Tag Archives: 19th century

“Death Becomes Her” and Other October Musings

Anyone who knows me in any capacity should recognise the amount of envious glee I feel at the announcement of the Met’s latest special exhibit: “Death Becomes Her: A Century of Mourning Attire“.

I adore 19th century mourning.  The material history associated with it, the impact on social mores and customs, the preoccupation with death it engendered, and the sheer visual impact of it sets my little gothy heart all a-flutter.  I doubt I’ll have the funds to make it up to New York in time — the exhibit opens the day before my wedding and closes right as spring semester kicks up — but it is a thing of glory.

I mean, look at these clothes:

Mourning ensemble, 1870-72; The Metropolitan Museum of Art.

Mourning dress, cira 1903; The Metropolitan Museum of Art

Mourning dress, 1867; The Metropolitan Museum of Art

American mourning dress, circa 1845; the Metropolitan Museum of Art

American mourning dress, circa 1848; the Metropolitan Museum of Art.
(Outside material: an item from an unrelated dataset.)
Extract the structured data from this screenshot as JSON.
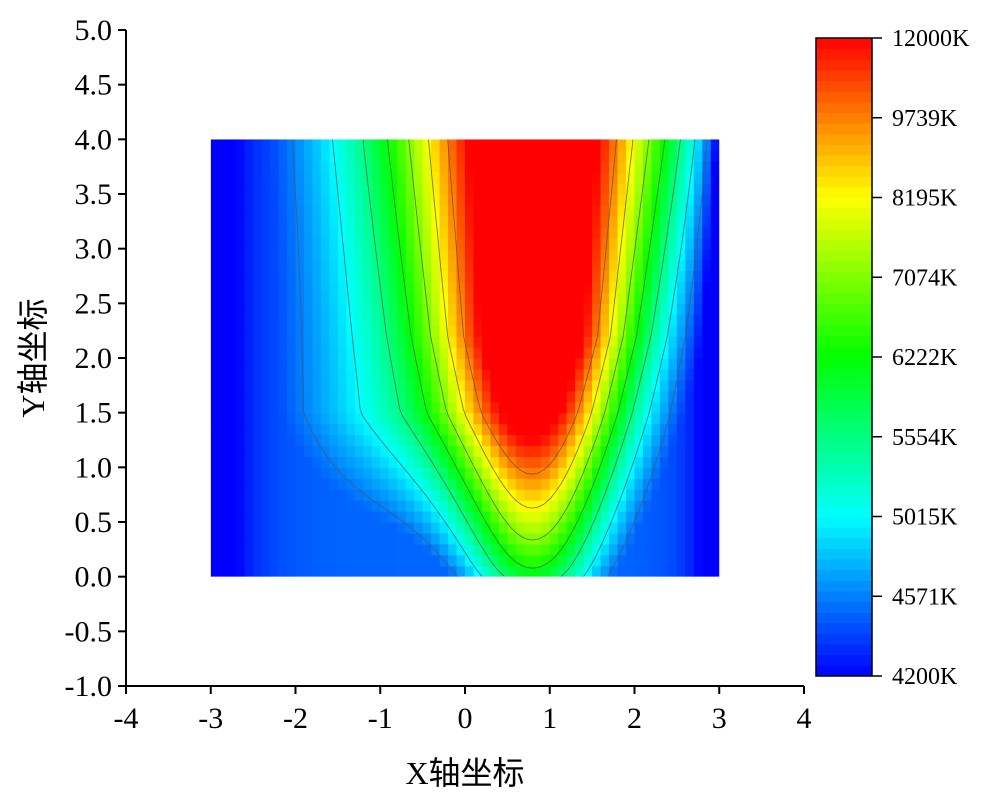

Just look at the quality of that silk and the delicate mesh mitts!

Mourning parasol, 1895-1900; the Metropolitan Museum of Art

In a related vein of all things somewhat macabre, I was alerted to a fascinating article about Cross Bones Graveyard in London.  Originally an unconsecrated burying yard for the prostitutes that characterised London’s South Bank in 16th century, it has taken on a social dimension as a place amidst its gleaming upscale surroundings to remember the forgotten, outcast dead.

In death, the liminal sex workers of London have come to occupy a larger space than they ever did in life.  It’s absolutely worth a read as we move into the Halloween season.

Halloween, and its associated liturgical holidays of All Saints Day and All Souls, have historically been about affirming the place of the dead in community — both as members of the heavenly church and as remembered former members of the church militant here on earth.  New Orleans has a vibrant tradition surrounding All Saints Day — La Toussaint as it was brought over from France — and much of it reflects the collision between cultures that happened in the Crescent City.  White-washing family tombs, cleaning away debris and dirt, lighting candles, decorating the tombs, and sharing a meal amongst them all characterise the day.

The dead loom large in New Orleans, but never so much as in October.  It’s impossible to ignore the cemeteries of New Orleans, which is the thing I’ve liked most about them.  Unlike the manicured memorial parks that are increasingly popular around the country, the cemeteries of New Orleans remain visible and retain their dignity, etched into the landscape and staking the claims of the dead among the still living.